Nancy Cook at Newsweek:
The number of people filing new claims for unemployment benefits dropped last week by 31,000, to 473,000, according to new data released Thursday by the U.S. Department of Labor.
Although the national unemployment rate remains high, the numbers come as somewhat of a relief. The previous week, new filings hit 500,000 (and have since been revised higher to 504,000). Last week’s news sent the stock market tumbling and caused even more chatter about the possibility of a double-dip recession.
Since then, each day has brought more sour economic news. Sales of existing homes dropped by 27.2 percent for the month of June, the lowest level since 1995, according to Tuesday’s data from the National Association of Realtors. The Commerce Department reported Wednesday that businesses were no longer spending as much on durable goods or large items such as equipment, and on Friday, the Commerce Department will release the revised estimates for the second-quarter gross domestic product. Like all of the economic data this week, those numbers also should be bad. Economists have estimated that the numbers will show the economy is growing at a rate of only 1.4 percent, when initially it was reported as growing 2.4 percent.
Mike Taylor at New York Observer:
Hooray?Not exactly, since economists tend to think a “good” rate of weekly initial claims is somewhere between 400,000 and 450,000. On the other hand, almost everyone agrees that 473,000 welfare slobs is better than last week’s half a million, a nine-month high.
Sort of.

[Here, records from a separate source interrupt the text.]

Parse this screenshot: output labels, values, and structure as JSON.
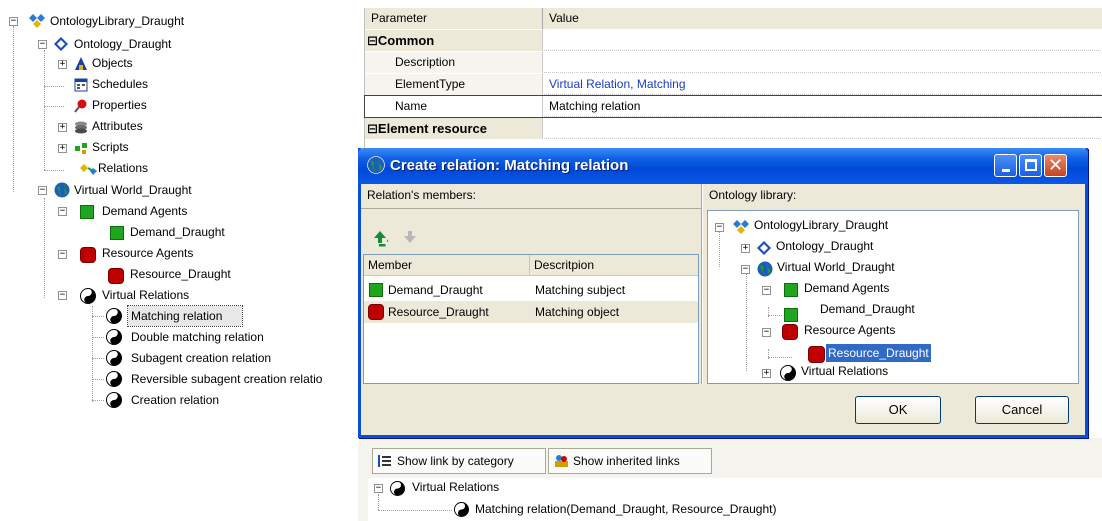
{
  "left_tree": {
    "root": "OntologyLibrary_Draught",
    "ontology": "Ontology_Draught",
    "objects": "Objects",
    "schedules": "Schedules",
    "properties": "Properties",
    "attributes": "Attributes",
    "scripts": "Scripts",
    "relations": "Relations",
    "virtual_world": "Virtual World_Draught",
    "demand_agents": "Demand Agents",
    "demand_draught": "Demand_Draught",
    "resource_agents": "Resource Agents",
    "resource_draught": "Resource_Draught",
    "virtual_relations": "Virtual Relations",
    "vr_items": [
      "Matching relation",
      "Double matching relation",
      "Subagent creation relation",
      "Reversible subagent creation relatio",
      "Creation relation"
    ]
  },
  "prop_grid": {
    "hdr_param": "Parameter",
    "hdr_value": "Value",
    "cat_common": "Common",
    "description": "Description",
    "element_type": "ElementType",
    "element_type_val": "Virtual Relation, Matching",
    "name": "Name",
    "name_val": "Matching relation",
    "cat_resource": "Element resource",
    "expander": "⊟"
  },
  "dialog": {
    "title": "Create relation: Matching relation",
    "members_label": "Relation's members:",
    "library_label": "Ontology library:",
    "col_member": "Member",
    "col_description": "Descritpion",
    "rows": [
      {
        "member": "Demand_Draught",
        "desc": "Matching subject"
      },
      {
        "member": "Resource_Draught",
        "desc": "Matching object"
      }
    ],
    "lib_root": "OntologyLibrary_Draught",
    "lib_ontology": "Ontology_Draught",
    "lib_virtual_world": "Virtual World_Draught",
    "lib_demand_agents": "Demand Agents",
    "lib_demand_draught": "Demand_Draught",
    "lib_resource_agents": "Resource Agents",
    "lib_resource_draught": "Resource_Draught",
    "lib_virtual_relations": "Virtual Relations",
    "ok": "OK",
    "cancel": "Cancel"
  },
  "bottom": {
    "tab1": "Show link by category",
    "tab2": "Show inherited links",
    "vr": "Virtual Relations",
    "link": "Matching relation(Demand_Draught, Resource_Draught)"
  },
  "colors": {
    "title_blue": "#0048d8",
    "green": "#1fa51f",
    "red": "#c00000",
    "select_blue": "#316ac5"
  },
  "icons": [
    "library-icon",
    "ontology-icon",
    "objects-icon",
    "schedules-icon",
    "properties-icon",
    "attributes-icon",
    "scripts-icon",
    "relations-icon",
    "globe-icon",
    "green-square-icon",
    "red-octagon-icon",
    "yin-yang-icon",
    "arrow-up-icon",
    "arrow-down-icon"
  ]
}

The Labor Department’s count of people who continued to file for government assistance came in at 4.46 million, 62,000 less than a revised figure for the previous week and below analyst expectations of around 4.5 million.

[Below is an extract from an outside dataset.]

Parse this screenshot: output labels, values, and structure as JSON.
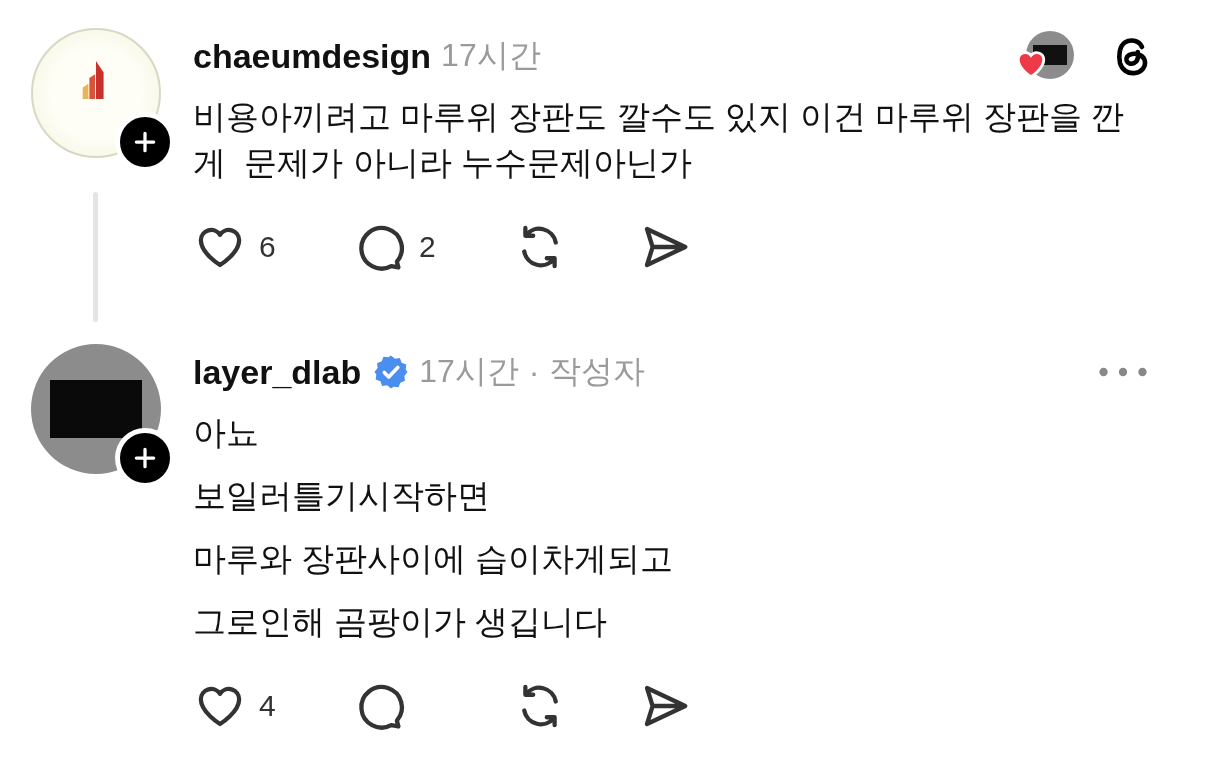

Mike Shedlock at Favstocks:
Weekly claims fell 31,000 from the last week’s total total of 504,000 (revised up by 4,000). Nonetheless, 473,000 can hardly be considered encouraging. It is solidly in territory that suggests the economy is shedding jobs.
Once again the pile of overoptimistic economist estimates continues to mount. Today, weekly unemployment claims hit 500,000 exceeding every forecast. This is (at minimum) the 4th time since March every economist was overly optimistic regarding unemployment claims. Nicely done guys.

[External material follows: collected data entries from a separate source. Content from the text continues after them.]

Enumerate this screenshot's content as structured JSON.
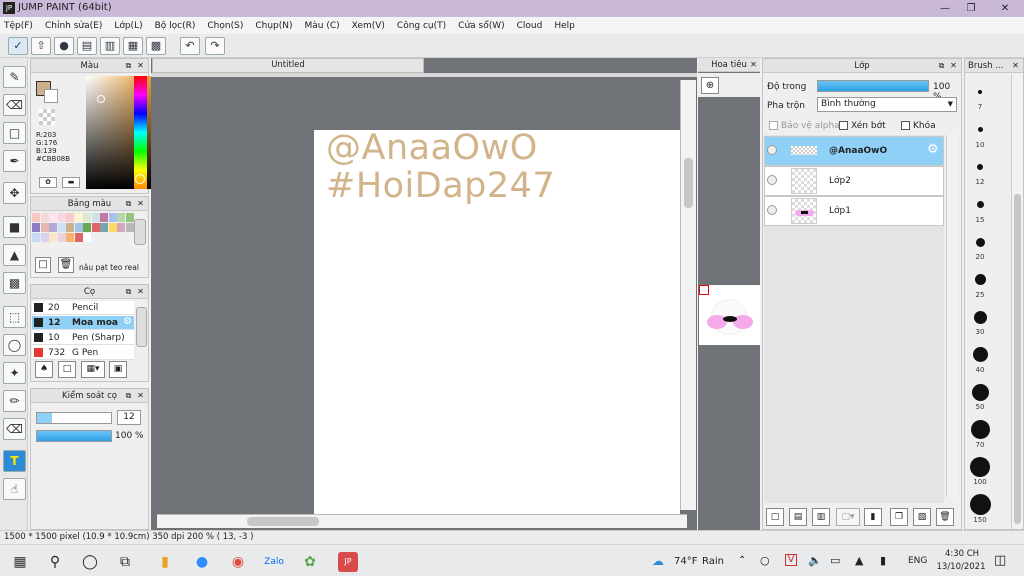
{
  "window": {
    "title": "JUMP PAINT (64bit)",
    "logo_text": "JP"
  },
  "menu": [
    "Tệp(F)",
    "Chỉnh sửa(E)",
    "Lớp(L)",
    "Bộ lọc(R)",
    "Chọn(S)",
    "Chụp(N)",
    "Màu (C)",
    "Xem(V)",
    "Công cụ(T)",
    "Cửa sổ(W)",
    "Cloud",
    "Help"
  ],
  "color_panel": {
    "title": "Màu",
    "r": "R:203",
    "g": "G:176",
    "b": "B:139",
    "hex": "#CBB08B",
    "current_color": "#CBB08B"
  },
  "palette_panel": {
    "title": "Bảng màu",
    "name": "nâu pạt teo real"
  },
  "brush_panel": {
    "title": "Cọ",
    "items": [
      {
        "size": "20",
        "name": "Pencil",
        "color": "#222222"
      },
      {
        "size": "12",
        "name": "Moa moa",
        "color": "#222222"
      },
      {
        "size": "10",
        "name": "Pen (Sharp)",
        "color": "#222222"
      },
      {
        "size": "732",
        "name": "G Pen",
        "color": "#e53935"
      }
    ],
    "selected_index": 1
  },
  "brush_control": {
    "title": "Kiểm soát cọ",
    "size_value": "12",
    "opacity_value": "100 %",
    "size_fraction": 0.2,
    "opacity_fraction": 1.0
  },
  "document": {
    "tab_title": "Untitled",
    "watermark_line1": "@AnaaOwO",
    "watermark_line2": "#HoiDap247"
  },
  "navigator": {
    "title": "Hoa tiêu"
  },
  "layer_panel": {
    "title": "Lớp",
    "opacity_label": "Độ trong",
    "opacity_value": "100 %",
    "blend_label": "Pha trộn",
    "blend_value": "Bình thường",
    "protect_alpha": "Bảo vệ alpha",
    "clip": "Xén bớt",
    "lock": "Khóa",
    "layers": [
      "@AnaaOwO",
      "Lớp2",
      "Lớp1"
    ]
  },
  "brush_sizes": {
    "title": "Brush ...",
    "items": [
      "7",
      "10",
      "12",
      "15",
      "20",
      "25",
      "30",
      "40",
      "50",
      "70",
      "100",
      "150"
    ]
  },
  "status": {
    "text": "1500 * 1500 pixel   (10.9 * 10.9cm)   350 dpi   200 %   ( 13, -3 )"
  },
  "taskbar": {
    "weather_temp": "74°F",
    "weather_text": "Rain",
    "lang": "ENG",
    "time": "4:30 CH",
    "date": "13/10/2021"
  }
}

James Picerno at Seeking Alpha:
The case for expecting jobless claims to meander at an elevated level looks compelling, short of arguing that something’s about to intervene and provide relief in the way of material improvement in the labor market. Never say never, but there’s no obvious catalyst waiting in the wings for the near term. What’s more, there’s a case for wondering if the labor market is set to weather greater challenges before it enjoys better news. As Bloomberg News reports today:
A slowdown in U.S. business investment may soon hit the job market, further hindering a recovery in the world’s largest economy.
Capital spending, one of the few bright spots in the recovery, declined in July, according to Commerce Department figures released yesterday in Washington. Sales of new homes fell to the lowest level since data began in 1963, another report from the same agency showed, indicating a lack of jobs is crippling housing.
The next round of confirmation (or not) arrives next week, when the government releases the August payrolls report on September 3 (Friday). Meantime, there’s still enough of a gray area in the economic numbers overall to see almost anything you want. The safe assumption is that the future looks likely to bring more water torture as the economy remains technically in a recovery that otherwise feels like a recession. Minds will differ, of course, but more of the same appears to be heading our way.
Scott Grannis at Seeking Alpha:
By next week, we’ll probably see the adjusted number fall a bit further, to show that claims are about where they’ve been on average since January. In short, all the hoopla over claims has been an exercise in futility, because there has been no real change in the underlying fundamentals of the labor market so far this year. The much-anticipated double-dip recession is still a no-show in the data.